Que signifie ne pas se présenter au cabinet ? Nous comprenons aisément que le médecin absent, surtout dans les situations aiguës, n’ait pas le temps ou la possibilité de trouver un remplaçant, les rendez-vous des patients du lendemain se trouvant annulés. Deux médecins ont ouvertement explicité leur exigence de ne pas laisser leur cabinet sans médecin, cette situation étant inenvisageable selon eux. La responsabilité du praticien envers ses patients, et plus largement son rôle au sein de la société, priment. La conséquence est une adaptation de leurs soins à leur emploi du temps, donc un possible retard dans leurs prises en charge.

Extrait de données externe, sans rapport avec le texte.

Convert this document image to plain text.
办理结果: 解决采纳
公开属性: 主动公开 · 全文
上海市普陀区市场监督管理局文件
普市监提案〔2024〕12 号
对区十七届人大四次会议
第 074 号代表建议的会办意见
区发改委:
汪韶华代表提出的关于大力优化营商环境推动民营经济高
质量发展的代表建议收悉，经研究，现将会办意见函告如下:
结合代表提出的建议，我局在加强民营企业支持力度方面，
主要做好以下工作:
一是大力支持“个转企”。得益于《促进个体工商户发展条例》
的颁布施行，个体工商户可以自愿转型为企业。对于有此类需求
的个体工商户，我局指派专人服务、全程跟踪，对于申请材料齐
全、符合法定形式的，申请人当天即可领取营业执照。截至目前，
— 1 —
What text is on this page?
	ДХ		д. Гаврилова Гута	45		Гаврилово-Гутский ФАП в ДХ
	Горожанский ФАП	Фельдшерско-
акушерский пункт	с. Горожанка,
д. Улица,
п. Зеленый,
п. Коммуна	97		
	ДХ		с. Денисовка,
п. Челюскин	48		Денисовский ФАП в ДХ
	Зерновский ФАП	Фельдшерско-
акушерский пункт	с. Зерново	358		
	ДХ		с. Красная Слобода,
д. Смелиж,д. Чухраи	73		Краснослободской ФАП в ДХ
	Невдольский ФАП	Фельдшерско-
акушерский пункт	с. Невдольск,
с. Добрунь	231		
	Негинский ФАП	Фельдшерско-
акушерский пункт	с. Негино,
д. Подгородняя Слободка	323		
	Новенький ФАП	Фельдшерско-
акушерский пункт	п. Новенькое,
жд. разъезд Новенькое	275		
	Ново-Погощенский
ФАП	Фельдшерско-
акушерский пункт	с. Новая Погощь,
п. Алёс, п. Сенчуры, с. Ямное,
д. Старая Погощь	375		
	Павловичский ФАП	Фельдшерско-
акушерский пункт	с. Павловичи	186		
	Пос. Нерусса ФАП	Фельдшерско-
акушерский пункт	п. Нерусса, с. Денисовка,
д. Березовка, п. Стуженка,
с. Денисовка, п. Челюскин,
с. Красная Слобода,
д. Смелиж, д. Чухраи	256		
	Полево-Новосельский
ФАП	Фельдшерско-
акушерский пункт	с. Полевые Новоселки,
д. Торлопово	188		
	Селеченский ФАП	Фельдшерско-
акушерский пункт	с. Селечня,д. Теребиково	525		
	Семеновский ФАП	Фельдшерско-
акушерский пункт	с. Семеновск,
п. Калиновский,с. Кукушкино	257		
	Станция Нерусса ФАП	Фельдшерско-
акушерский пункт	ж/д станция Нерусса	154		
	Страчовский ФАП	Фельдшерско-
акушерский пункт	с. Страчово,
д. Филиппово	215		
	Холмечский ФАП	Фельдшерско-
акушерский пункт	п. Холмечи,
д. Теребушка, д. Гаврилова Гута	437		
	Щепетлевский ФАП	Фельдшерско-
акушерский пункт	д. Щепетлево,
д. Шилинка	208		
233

Dans ces conditions, l’auto-prise en charge parait être un gain de temps. Les résultats de notre étude concordent avec ceux de la thèse de Sandra Bonneaudeau (51), l’autoprescription revenant très fréquemment en premier recours. Cette pratique n’a interrogé aucun de nos médecins, une unique auto critique est apparue car il n’avait pas songé à explorer lui-même ses symptômes. La quasi-totalité des praticiens de notre thèse conduisent eux-mêmes leurs pathologies chroniques, tant sur le plan thérapeutique qu’exploratoire. Une étude (52) confirme cette tendance des médecins généralistes à ne pas consulter leur médecin traitant, mais également à pratiquer une auto-prise en charge. Pour autant, lorsqu’ils consultent un spécialiste, 78% d’entre eux considèrent cette démarche inappropriée. Ce point de vue n’est pas apparu durant les entretiens que nous avons menés. Ce réflexe est d’ailleurs mis en cause par un rapport du Conseil de l’Ordre National des Médecins (25). Ce dernier prône une limitation intelligente de cette auto prise en charge, permise et amplifiée par l’absence de médecin traitant effectif. Ce rapport ne demande pas une interdiction, mais souligne les risques inhérents à cette pratique, avec une distance biaisée entre la pathologie et son ressenti. Nous pourrions évoquer le risque de surmédicaliser des symptômes, de perturber les explorations mais également, en l’absence de contrôle extérieur, de développer des addictions. Les auteurs expriment la nécessaire intervention du Conseil de l’Ordre sur les mentalités et les habitudes à changer. Devant les abus, une sanction financière par un éventuel déremboursement de la Sécurité sociale de ce type de prescription pourrait être mise en place.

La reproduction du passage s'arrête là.